Scientists starting action to tackle antibiotic resistance

SCIENTISTS from around the world attending the EuroScience Open Forum (ESOF) conference in Manchester have been told 2016 marks the year a “long overdue” scientific fightback against the threat of antibiotic resistance finally gets underway.
 
Dr Peter Jackson, the project leader behind the AMR Centre, a newly formed public-private organisation which will both conduct and fund research into new drugs and diagnostic advances, told delegates: “For the last decade agencies around the world have been expressing concern about over-use of antibiotics in human and animal health and the dramatically rising rates of antimicrobial resistance (AMR).
 
“We are moving into a new era. The international health community has stopped just talking about our diminishing supply of effective antibiotics – and started working on ways to solve this crisis.”
 
Jackson, chair of the steering group behind the AMR Centre, which was set up in March this year and operates from the Alderley Park bio campus in Cheshire, cited the UK Government AMR Review, led by economist Lord O’Neill, as key in galvanising action.
 
“The O’Neill Review has made it abundantly clear what will happen if we fail to act globally – some 10 million needless deaths a year by 2050, $100 trillion in lost GDP, and the reversal of decades of advances in medicine. That message about economic impact has struck a chord in Europe, the USA, China and elsewhere.
 
“The AMR Centre is itself part of the UK’s response and our mission is to accelerate a new pipeline of treatments and diagnostics. We will do this by providing funding, capability and capacity to support partner organisations, in particular small and medium-sized businesses and research institutes, which have exciting new approaches to AMR.”

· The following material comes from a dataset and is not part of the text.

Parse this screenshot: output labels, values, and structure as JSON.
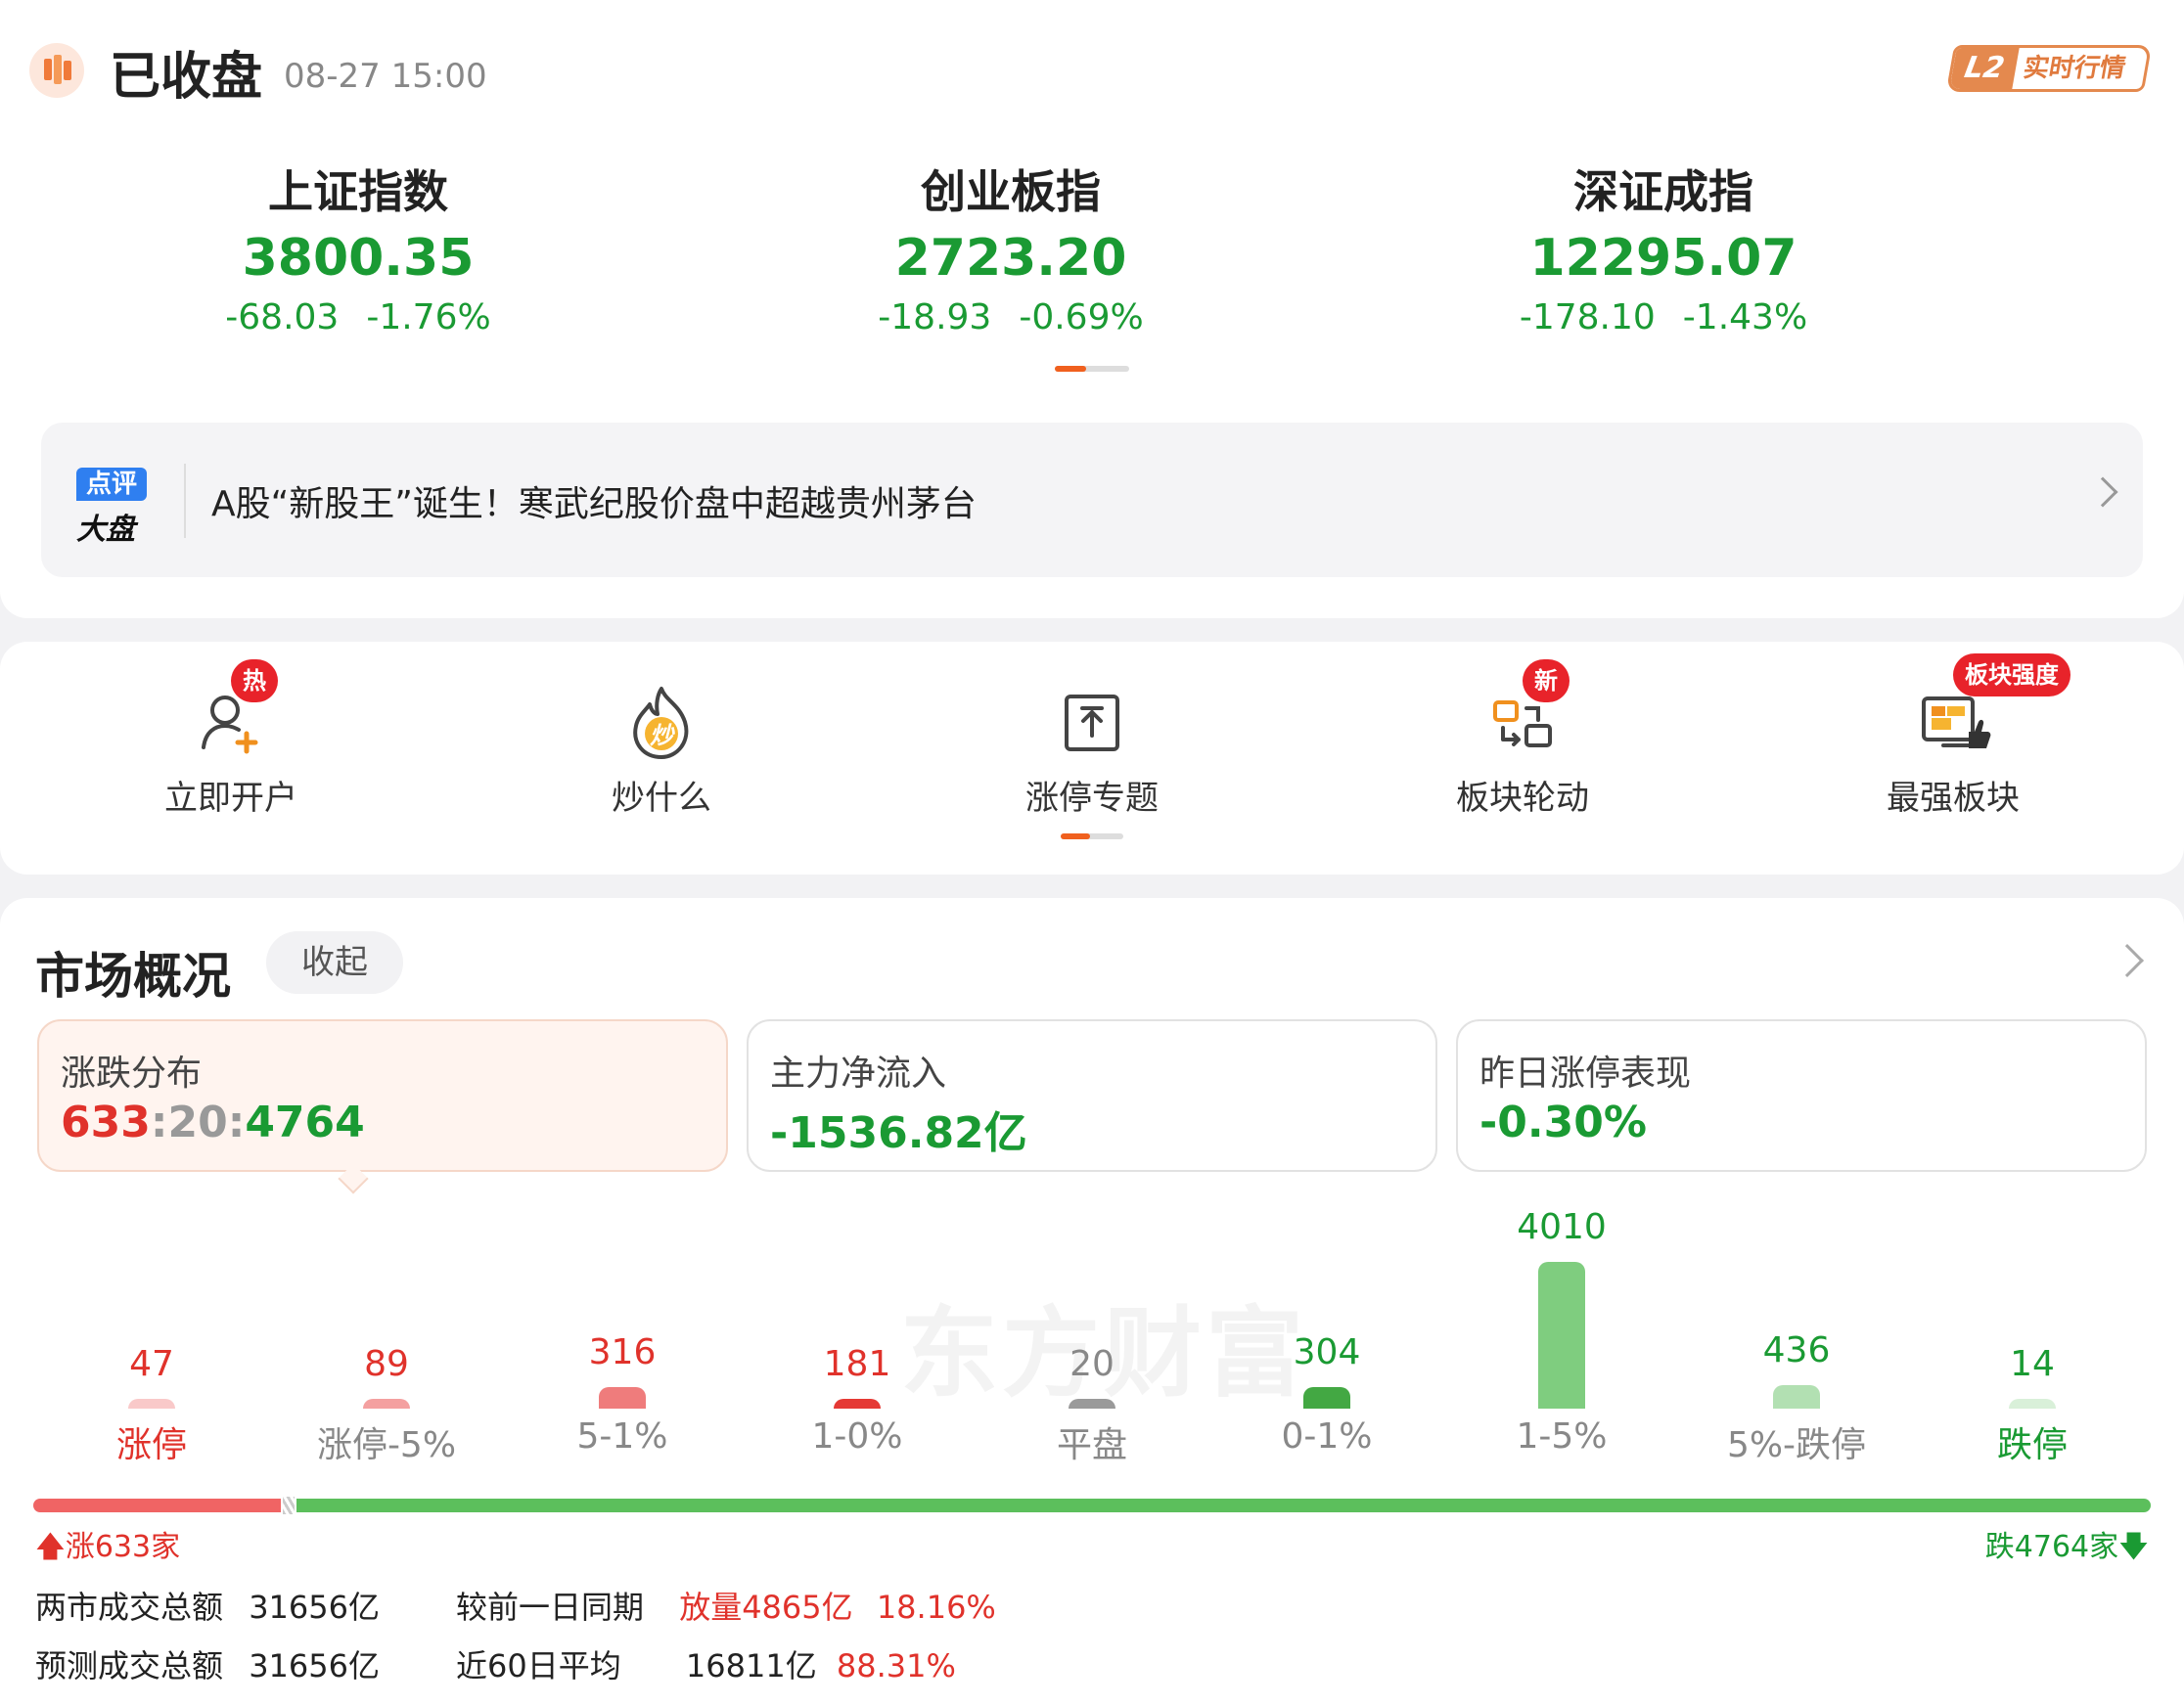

Jackson told delegates that the AMR Centre will employ 75 scientists by the end of its first full year of operation. It is expected to put five new programs into pre-clinical development in 2016-2017 – and 20 in total by 2022.

Rowena Burns, chief executive of Manchester Science Partnerships, which hosts the UK’s largest biotech cluster focused on AMR at its Alderley Park campus, told delegates: “Despite the pending global health crisis around our diminishing supply of antibiotics this area has been hugely under-funded and is in dire need of new commercial models.
 
“We are now seeing these challenges being talked about and addressed in the form of public-private partnerships such as the new AMR Centre, which we were very pleased to welcome to Alderley Park.  

“But there is a great deal more that needs to happen to incentivise innovation in terms of novel therapies and developing diagnostics, which would help minimise overuse.  There is also a massive global problem around the behaviour of both patients and physicians which has taken us down the path of overuse of antibiotics.”